Lo que recordó a Adamsberg que no había comprado aún el jarabe para Clémentine. Se había convertido en una misión imposible.
– Los cops han vuelto a visitarme hacia las tres. Yo estaba leyendo en la cama, terriblemente preocupada y convencida de que había tenido usted un accidente. Un teniente que se hacía mala sangre a causa de su superior. Pobre Ginette, casi le he dado pena. Sanscartier iba con ellos.
– ¿Cómo estaba? -preguntó rápidamente Adamsberg.
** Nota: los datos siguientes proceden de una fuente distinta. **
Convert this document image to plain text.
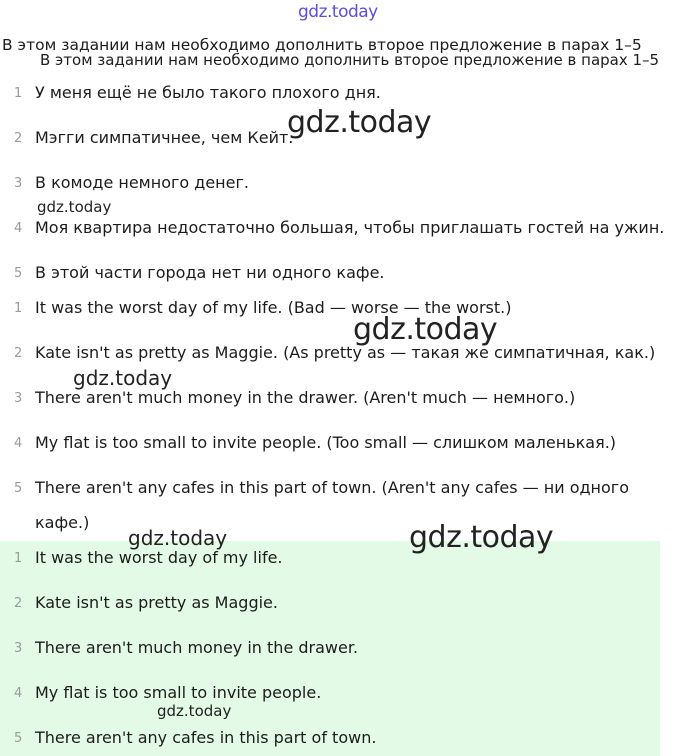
gdz.today
В этом задании нам необходимо дополнить второе предложение в парах 1–5
В этом задании нам необходимо дополнить второе предложение в парах 1–5
1 У меня ещё не было такого плохого дня.
2 Мэгги симпатичнее, чем Кейт.
3 В комоде немного денег.
4 Моя квартира недостаточно большая, чтобы приглашать гостей на ужин.
5 В этой части города нет ни одного кафе.
1 It was the worst day of my life. (Bad — worse — the worst.)
2 Kate isn't as pretty as Maggie. (As pretty as — такая же симпатичная, как.)
3 There aren't much money in the drawer. (Aren't much — немного.)
4 My flat is too small to invite people. (Too small — слишком маленькая.)
5 There aren't any cafes in this part of town. (Aren't any cafes — ни одного
кафе.)
1 It was the worst day of my life.
2 Kate isn't as pretty as Maggie.
3 There aren't much money in the drawer.
4 My flat is too small to invite people.
5 There aren't any cafes in this part of town.
gdz.today
gdz.today
gdz.today
gdz.today
gdz.today	gdz.today
gdz.today
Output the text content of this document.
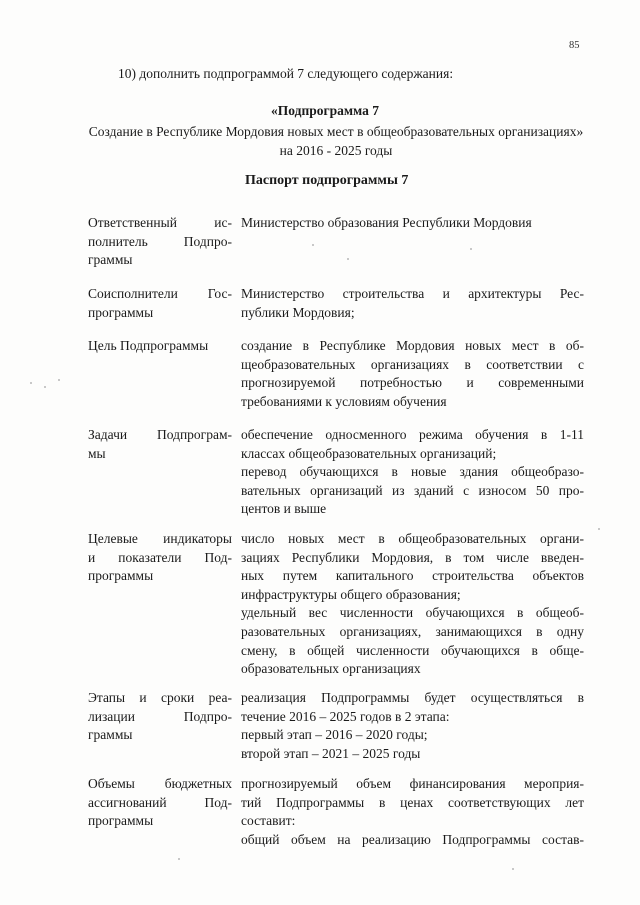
85
10) дополнить подпрограммой 7 следующего содержания:
«Подпрограмма 7
Создание в Республике Мордовия новых мест в общеобразовательных организациях» на 2016 - 2025 годы
Паспорт подпрограммы 7
Ответственный ис-
полнитель Подпро-
граммы
Министерство образования Республики Мордовия
Соисполнители Гос-
программы
Министерство строительства и архитектуры Рес-
публики Мордовия;
Цель Подпрограммы	создание в Республике Мордовия новых мест в об-
щеобразовательных организациях в соответствии с
прогнозируемой потребностью и современными
требованиями к условиям обучения
Задачи Подпрограм-
мы
обеспечение односменного режима обучения в 1-11
классах общеобразовательных организаций;
перевод обучающихся в новые здания общеобразо-
вательных организаций из зданий с износом 50 про-
центов и выше
Целевые индикаторы
и показатели Под-
программы
число новых мест в общеобразовательных органи-
зациях Республики Мордовия, в том числе введен-
ных путем капитального строительства объектов
инфраструктуры общего образования;
удельный вес численности обучающихся в общеоб-
разовательных организациях, занимающихся в одну
смену, в общей численности обучающихся в обще-
образовательных организациях
Этапы и сроки реа-
лизации Подпро-
граммы
реализация Подпрограммы будет осуществляться в
течение 2016 – 2025 годов в 2 этапа:
первый этап – 2016 – 2020 годы;
второй этап – 2021 – 2025 годы
Объемы бюджетных
ассигнований Под-
программы
прогнозируемый объем финансирования мероприя-
тий Подпрограммы в ценах соответствующих лет
составит:
общий объем на реализацию Подпрограммы состав-
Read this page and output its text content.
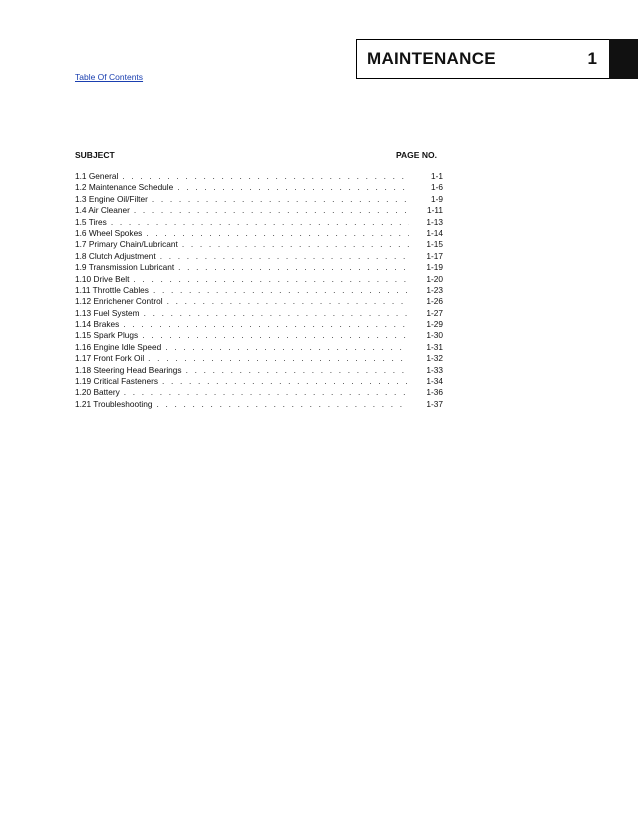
MAINTENANCE	1
Table Of Contents
SUBJECT	PAGE NO.
1.1 General . . .	1-1
1.2 Maintenance Schedule . . .	1-6
1.3 Engine Oil/Filter . . .	1-9
1.4 Air Cleaner . . .	1-11
1.5 Tires . . .	1-13
1.6 Wheel Spokes . . .	1-14
1.7 Primary Chain/Lubricant . . .	1-15
1.8 Clutch Adjustment . . .	1-17
1.9 Transmission Lubricant . . .	1-19
1.10 Drive Belt . . .	1-20
1.11 Throttle Cables . . .	1-23
1.12 Enrichener Control . . .	1-26
1.13 Fuel System . . .	1-27
1.14 Brakes . . .	1-29
1.15 Spark Plugs . . .	1-30
1.16 Engine Idle Speed . . .	1-31
1.17 Front Fork Oil . . .	1-32
1.18 Steering Head Bearings . . .	1-33
1.19 Critical Fasteners . . .	1-34
1.20 Battery . . .	1-36
1.21 Troubleshooting . . .	1-37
– Desolado. Me ha parecido que le caía usted bien.
– Es recíproco -dijo Adamsberg, imaginando las angustias del sargento al descubrir que su nuevo amigo había ensartado a una muchacha con un tridente, por las buenas.
– Desolado y poco convencido -precisó Retancourt.
– En la GRC, algunos le toman por un bobo. Portelance dice que tiene agua en la cabeza.
– Pues bien, se equivoca de medio a medio.
– ¿Y Sanscartier no compartía su opinión?
– Eso parecía. Hacía lo menos posible, como si no quisiera ensuciarse las manos. No participar, no ser de ellos. Olía a almendras dulces.
Adamsberg rechazó la segunda ronda de crepes. Pensar en que Sanscartier el Bueno, cubierto de leche de almendras, no le había arrojado a los perros le hizo bien; al menos un poco.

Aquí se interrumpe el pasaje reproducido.